Climate Finance Post-Copenhagen

The $100 billion questions

Climate change is the single greatest threat to development – making the battle to overcome poverty ever harder and more expensive. Finance is urgently needed to help vulnerable communities adapt to a changing climate.
At Copenhagen, there was progress on finance, if limited. The Copenhagen Accord proposed the establishment of a ‘Copenhagen Green Climate Fund’ and included a loose pledge from rich countries to ‘mobilize’ $100 billion a year by 2020.
The UN Secretary General has convened a High Level Advisory Group on Climate Financing (AGF) to recommend – ahead of the UN climate meeting in Mexico in December 2010 – how the money can be raised.
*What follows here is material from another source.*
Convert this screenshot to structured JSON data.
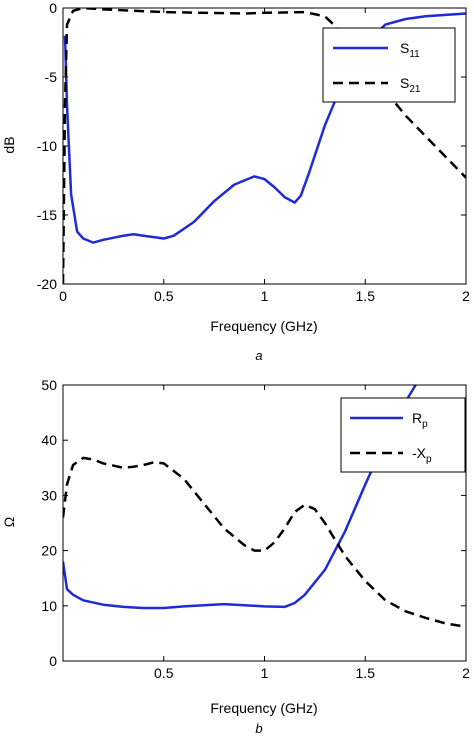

Their interim report will be discussed at June’s UNFCCC meeting in Bonn – the first round of substantive negotiations since Copenhagen.
In this note, Oxfam raises the key questions that the AGF needs to tackle to ensure sufficient and sustainable sources of finance for climate change mitigation and adaptation.

Key recommendations

Leading up to UN climate meeting in Mexico in December 2010, world governments have the opportunity to turn ambiguity into action by agreeing:

  • A UN Green Fund that is transparent, accessible and direct;
  • To bring a package of predictable and sustainable climate finance sources on-stream by 2013, worth at least $100bn a year to help poor people cope with climate change.

To rebuild trust between rich and poor nations and put the negotiations back on track towards a comprehensive deal, these issues must be formally agreed under the UNFCCC at COP-16 in Mexico in December 2010.